Although rumors of equipping the LCA with the Phazotron Kopyo instead of the DRDO MMR have proven to be false, the latter will most certainly receive a phased array antenna in the later stages, which is in confirmed development. Coming to the cockpit, the production LCAs are to feature an indigenous ejection seat in lieu of the Martin Baker Mk.16 on the prototypes. The Zvezda K-36 was considered but eliminated as an option on the basis of it being strangely, very expensive. The overall cost of the N-LCA programme is being shared by DRDO and the Indian Navy.

Never revealed to the public before, the 'Tusker' ECM pod has been developed by DRDO under the Tempest EW project which also includes the Tarang RWR. The jammer is already in service, primarily intended for the MiG-27ML.

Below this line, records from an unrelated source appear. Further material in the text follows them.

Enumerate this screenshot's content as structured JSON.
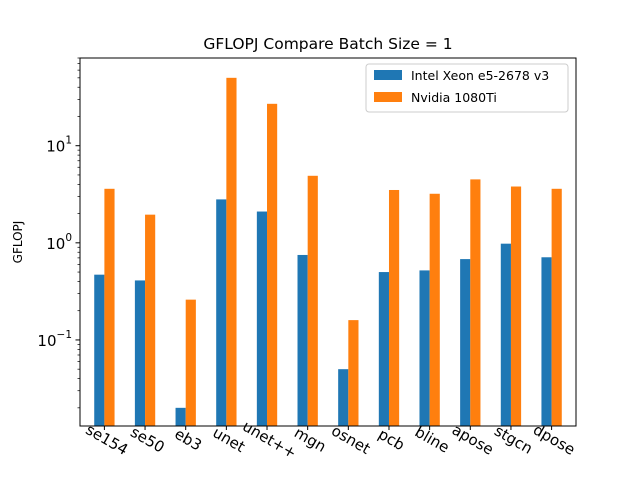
{
  "chart_data": {
    "type": "bar",
    "title": "GFLOPJ Compare Batch Size = 1",
    "xlabel": "",
    "ylabel": "GFLOPJ",
    "yscale": "log",
    "ylim": [
      0.013,
      80
    ],
    "yticks": [
      {
        "value": 0.1,
        "base": "10",
        "exp": "−1"
      },
      {
        "value": 1,
        "base": "10",
        "exp": "0"
      },
      {
        "value": 10,
        "base": "10",
        "exp": "1"
      }
    ],
    "categories": [
      "se154",
      "se50",
      "eb3",
      "unet",
      "unet++",
      "mgn",
      "osnet",
      "pcb",
      "bline",
      "apose",
      "stgcn",
      "dpose"
    ],
    "series": [
      {
        "name": "Intel Xeon e5-2678 v3",
        "color": "#1f77b4",
        "values": [
          0.47,
          0.41,
          0.02,
          2.8,
          2.1,
          0.75,
          0.05,
          0.5,
          0.52,
          0.68,
          0.98,
          0.71
        ]
      },
      {
        "name": "Nvidia 1080Ti",
        "color": "#ff7f0e",
        "values": [
          3.6,
          1.95,
          0.26,
          50,
          27,
          4.9,
          0.16,
          3.5,
          3.2,
          4.5,
          3.8,
          3.6
        ]
      }
    ],
    "legend": "top-right",
    "grid": false
  }
}
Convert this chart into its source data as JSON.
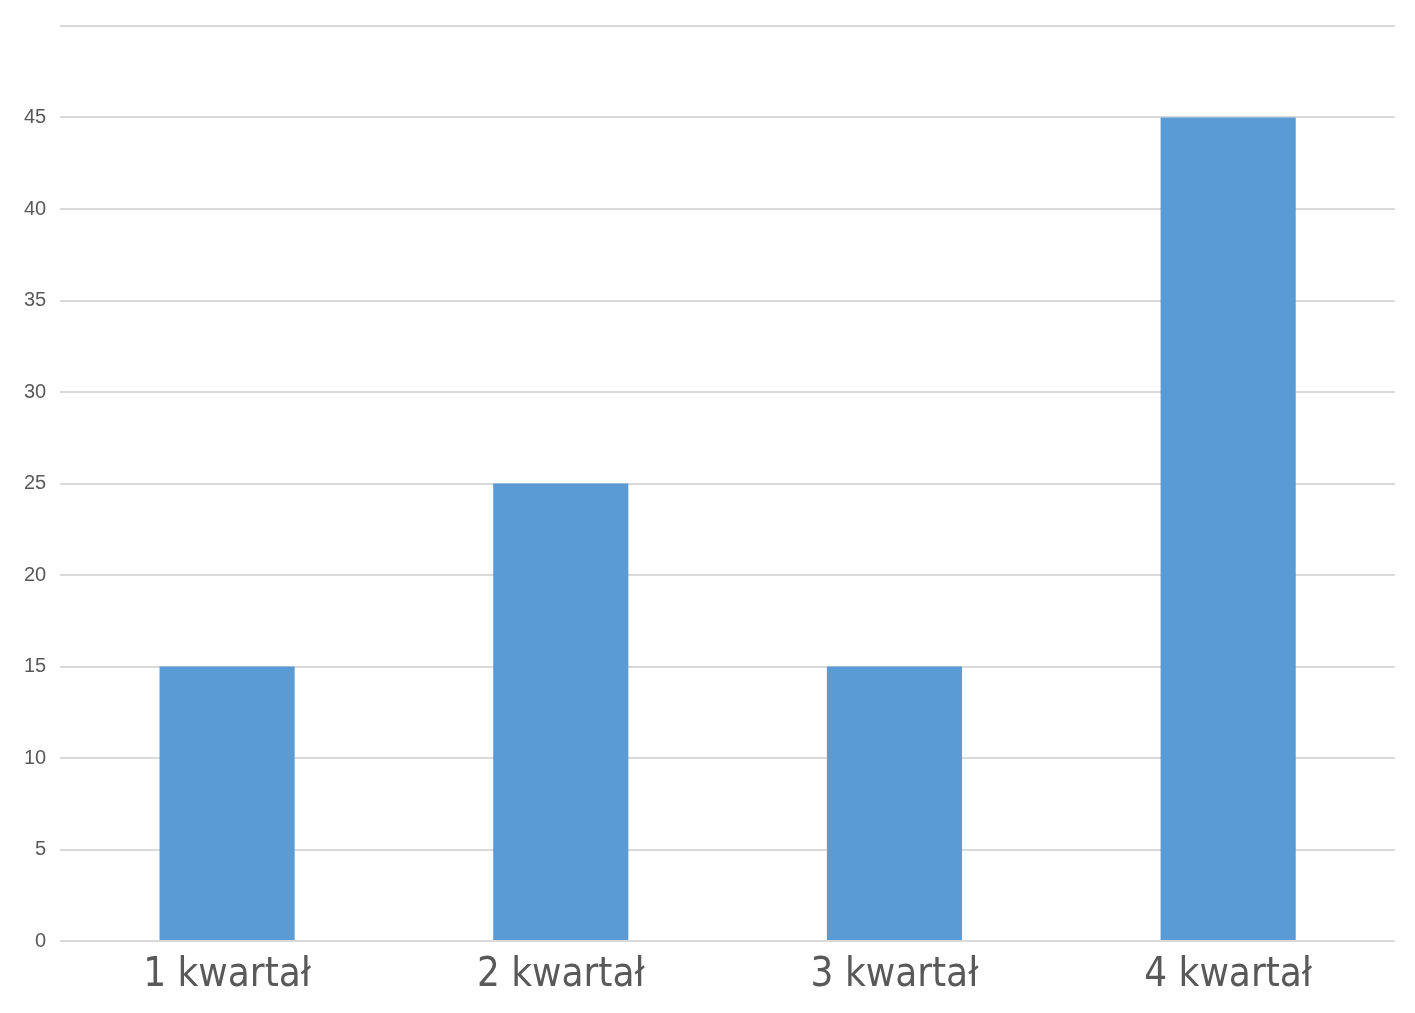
{
  "chart_data": {
    "type": "bar",
    "categories": [
      "1 kwartał",
      "2 kwartał",
      "3 kwartał",
      "4 kwartał"
    ],
    "values": [
      15,
      25,
      15,
      45
    ],
    "color": "#5b9bd5",
    "ylim": [
      0,
      50
    ],
    "yticks": [
      0,
      5,
      10,
      15,
      20,
      25,
      30,
      35,
      40,
      45,
      {
        "value": 50,
        "label": null
      }
    ],
    "grid": "y",
    "legend": false
  }
}
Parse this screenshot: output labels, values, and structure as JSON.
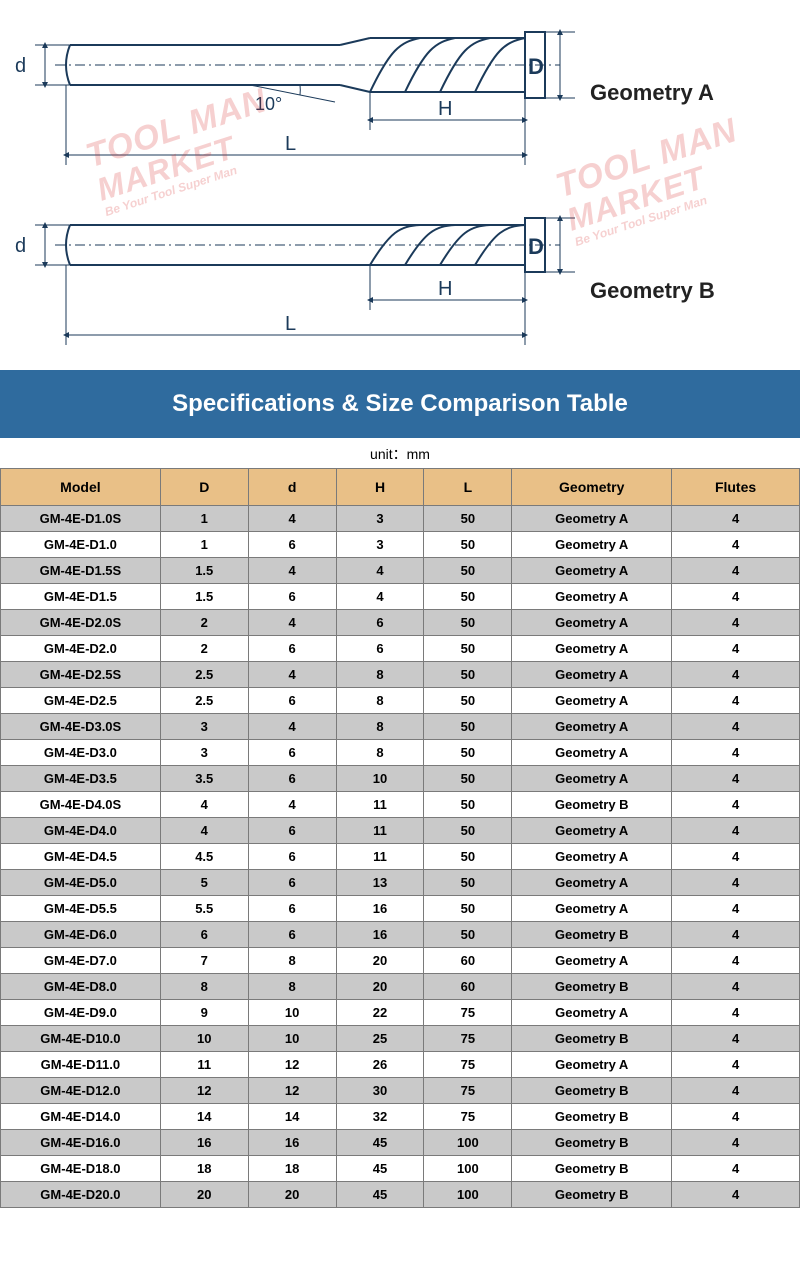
{
  "colors": {
    "title_bg": "#2f6b9e",
    "title_fg": "#ffffff",
    "header_bg": "#e9c087",
    "row_odd_bg": "#c9c9c9",
    "row_even_bg": "#ffffff",
    "border": "#7a7a7a",
    "diagram_stroke": "#1b3a5a",
    "watermark": "rgba(214,40,40,0.22)"
  },
  "watermark": {
    "line1": "TOOL MAN",
    "line2": "MARKET",
    "tagline": "Be Your Tool Super Man"
  },
  "diagram": {
    "geometry_a_label": "Geometry A",
    "geometry_b_label": "Geometry B",
    "angle_label": "10°",
    "dim_d_small": "d",
    "dim_D_big": "D",
    "dim_H": "H",
    "dim_L": "L"
  },
  "title": "Specifications & Size Comparison Table",
  "unit_label": "unit：mm",
  "table": {
    "col_widths_pct": [
      20,
      11,
      11,
      11,
      11,
      20,
      16
    ],
    "columns": [
      "Model",
      "D",
      "d",
      "H",
      "L",
      "Geometry",
      "Flutes"
    ],
    "rows": [
      [
        "GM-4E-D1.0S",
        "1",
        "4",
        "3",
        "50",
        "Geometry A",
        "4"
      ],
      [
        "GM-4E-D1.0",
        "1",
        "6",
        "3",
        "50",
        "Geometry A",
        "4"
      ],
      [
        "GM-4E-D1.5S",
        "1.5",
        "4",
        "4",
        "50",
        "Geometry A",
        "4"
      ],
      [
        "GM-4E-D1.5",
        "1.5",
        "6",
        "4",
        "50",
        "Geometry A",
        "4"
      ],
      [
        "GM-4E-D2.0S",
        "2",
        "4",
        "6",
        "50",
        "Geometry A",
        "4"
      ],
      [
        "GM-4E-D2.0",
        "2",
        "6",
        "6",
        "50",
        "Geometry A",
        "4"
      ],
      [
        "GM-4E-D2.5S",
        "2.5",
        "4",
        "8",
        "50",
        "Geometry A",
        "4"
      ],
      [
        "GM-4E-D2.5",
        "2.5",
        "6",
        "8",
        "50",
        "Geometry A",
        "4"
      ],
      [
        "GM-4E-D3.0S",
        "3",
        "4",
        "8",
        "50",
        "Geometry A",
        "4"
      ],
      [
        "GM-4E-D3.0",
        "3",
        "6",
        "8",
        "50",
        "Geometry A",
        "4"
      ],
      [
        "GM-4E-D3.5",
        "3.5",
        "6",
        "10",
        "50",
        "Geometry A",
        "4"
      ],
      [
        "GM-4E-D4.0S",
        "4",
        "4",
        "11",
        "50",
        "Geometry B",
        "4"
      ],
      [
        "GM-4E-D4.0",
        "4",
        "6",
        "11",
        "50",
        "Geometry A",
        "4"
      ],
      [
        "GM-4E-D4.5",
        "4.5",
        "6",
        "11",
        "50",
        "Geometry A",
        "4"
      ],
      [
        "GM-4E-D5.0",
        "5",
        "6",
        "13",
        "50",
        "Geometry A",
        "4"
      ],
      [
        "GM-4E-D5.5",
        "5.5",
        "6",
        "16",
        "50",
        "Geometry A",
        "4"
      ],
      [
        "GM-4E-D6.0",
        "6",
        "6",
        "16",
        "50",
        "Geometry B",
        "4"
      ],
      [
        "GM-4E-D7.0",
        "7",
        "8",
        "20",
        "60",
        "Geometry A",
        "4"
      ],
      [
        "GM-4E-D8.0",
        "8",
        "8",
        "20",
        "60",
        "Geometry B",
        "4"
      ],
      [
        "GM-4E-D9.0",
        "9",
        "10",
        "22",
        "75",
        "Geometry A",
        "4"
      ],
      [
        "GM-4E-D10.0",
        "10",
        "10",
        "25",
        "75",
        "Geometry B",
        "4"
      ],
      [
        "GM-4E-D11.0",
        "11",
        "12",
        "26",
        "75",
        "Geometry A",
        "4"
      ],
      [
        "GM-4E-D12.0",
        "12",
        "12",
        "30",
        "75",
        "Geometry B",
        "4"
      ],
      [
        "GM-4E-D14.0",
        "14",
        "14",
        "32",
        "75",
        "Geometry B",
        "4"
      ],
      [
        "GM-4E-D16.0",
        "16",
        "16",
        "45",
        "100",
        "Geometry B",
        "4"
      ],
      [
        "GM-4E-D18.0",
        "18",
        "18",
        "45",
        "100",
        "Geometry B",
        "4"
      ],
      [
        "GM-4E-D20.0",
        "20",
        "20",
        "45",
        "100",
        "Geometry B",
        "4"
      ]
    ]
  }
}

The Brahmos supersonic cruise missile is to become the Indian Navy's standard strike weapon, having been recently declared as 'ready for induction'. The prospect of exporting this deadly weapon to 'friendly third world countries' would probably be limited by the high unit cost, much to the western world's relief. The Brahmos has been marketed at several shows including MAKS, LIMA, IDEX and Africa Aerospace and Defence Exibition. A single round is 9 m long, 670 mm in diameter and weighs more than 3000 kg including a 300 kg warhead. A submarine based launch complex would consist of canisterized missile rounds, container launchers, loading devices, ground support and training equipment.

The land based mobile Brahmos complex consists of three missile canisters, a power generation cabin and a Launch Control Centre cabin mounted on a fully autonomous Tatra 12x12 vehicle. A Mobile command post which coordinates action among different launch vehicles, communicates with the complex through an HF/VHF antenna mounted on an erectable mast. A complete missile battalion will include Missile Supply and Loading Vehicles, Combat Duty Support Vehicles and possibly, a target designation helicopter. Russia's contribution to the Brahmos includes the active radar seeker and the liquid fuel ramjet engine wheras DRDO developed the onboard navigation system, onboard computer, electronics, fire control system, software and some parts of the propulsion system.

The Air-launched Brahmos-A will be carried by Su-30MKIs and Maritime Patrol Aircraft. It has a reduced mass of 2500 kg (max) but will retain the 300 kg warhead/payload capability and the standard range parameters of 290 km at Mach 2.8 on a Hi-Lo trajectory. The missile is also capable of a fully low altitude trajectory at around half the maximum range.